I do love a book with secrets. There is nothing better than not quite knowing what is going on in a book, of being desperate to work things out before it’s all revealed. And it’s the secrets that make this book so good. There are plenty of them, and most are red herrings – you just don’t know that for most of the book. Brandi Reed does a great job of keeping you on tenterhooks at the same time as not letting it go so far that it all becomes just a bit silly – a common feature of these type of psychological thrillers.

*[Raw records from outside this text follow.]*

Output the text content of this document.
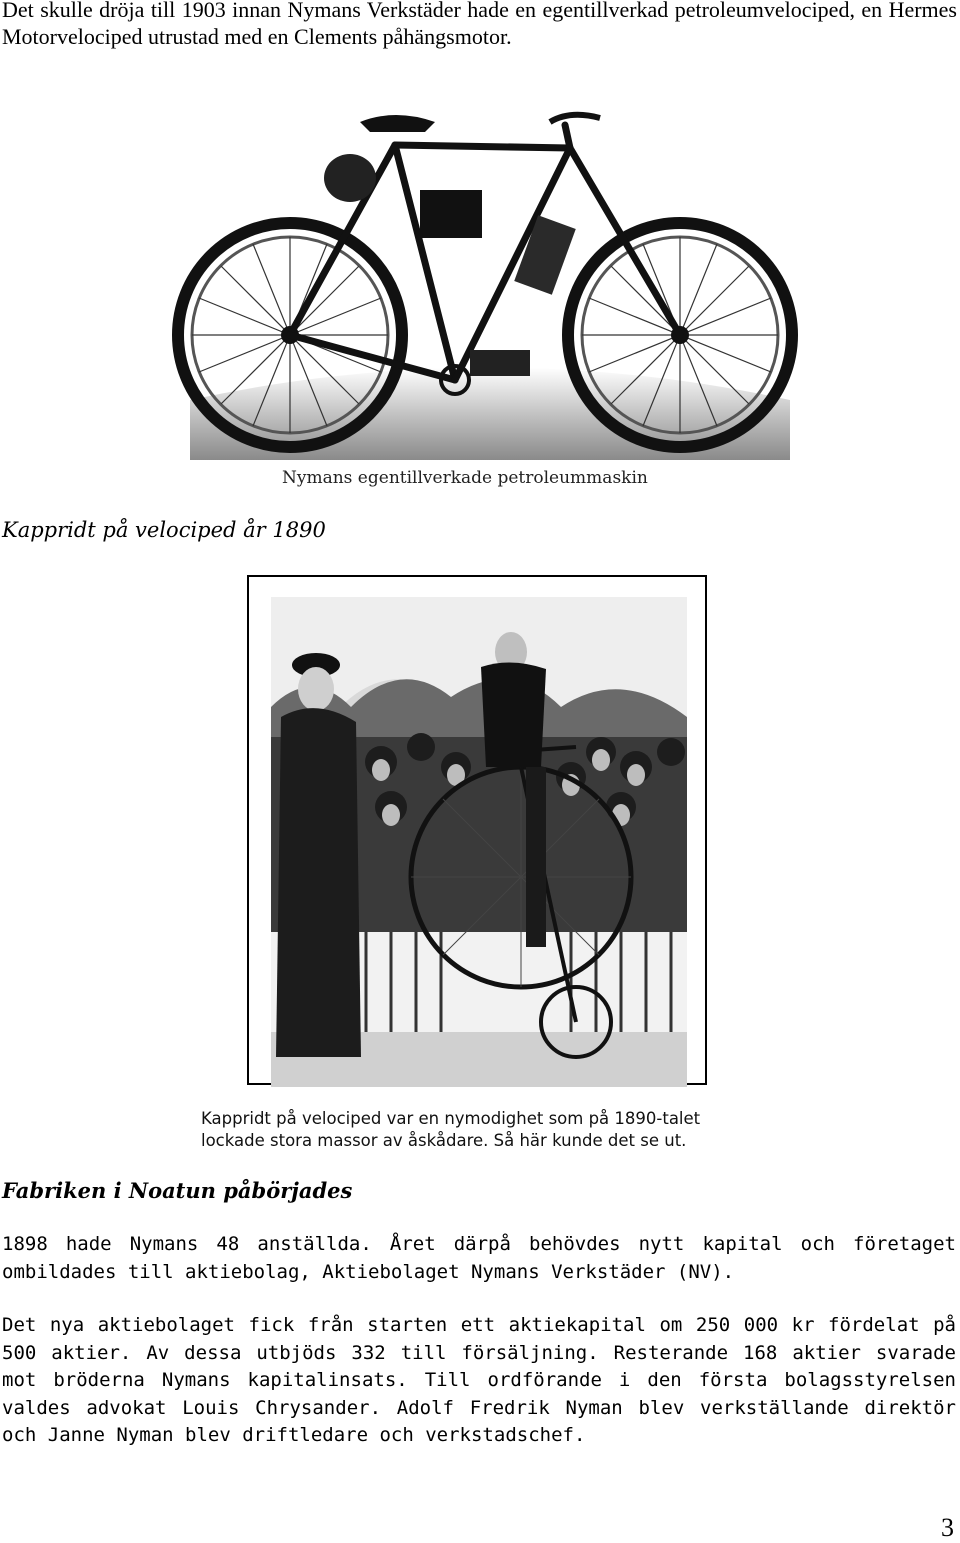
Det skulle dröja till 1903 innan Nymans Verkstäder hade en egentillverkad petroleumvelociped, en Hermes Motorvelociped utrustad med en Clements påhängsmotor.

Nymans egentillverkade petroleummaskin

Kappridt på velociped år 1890

Kappridt på velociped var en nymodighet som på 1890-talet
lockade stora massor av åskådare. Så här kunde det se ut.

Fabriken i Noatun påbörjades

1898 hade Nymans 48 anställda. Året därpå behövdes nytt kapital och företaget ombildades till aktiebolag, Aktiebolaget Nymans Verkstäder (NV).

Det nya aktiebolaget fick från starten ett aktiekapital om 250 000 kr fördelat på 500 aktier. Av dessa utbjöds 332 till försäljning. Resterande 168 aktier svarade mot bröderna Nymans kapitalinsats. Till ordförande i den första bolagsstyrelsen valdes advokat Louis Chrysander. Adolf Fredrik Nyman blev verkställande direktör och Janne Nyman blev driftledare och verkstadschef.

3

And while the plot is familiar in some ways, it’s different enough that that familiarity is comforting, not boring. Mainly this is with the characters – a young woman with demons and a handsome but possibly untrustworthy boyfriend (or two). Each is well-drawn, however, and compelling. I didn’t want any of the boyfriends to be the bad guy, yet I did love the fact that each was on my ‘hit list’ at some point. It made for a fun and interesting read. And it’s why I’d recommend this book – it’s well worth a read!
Enjoy!
Emma x
Note: I received a copy of this book in return for a fair and honest review. All thoughts, feelings and opinions are my own.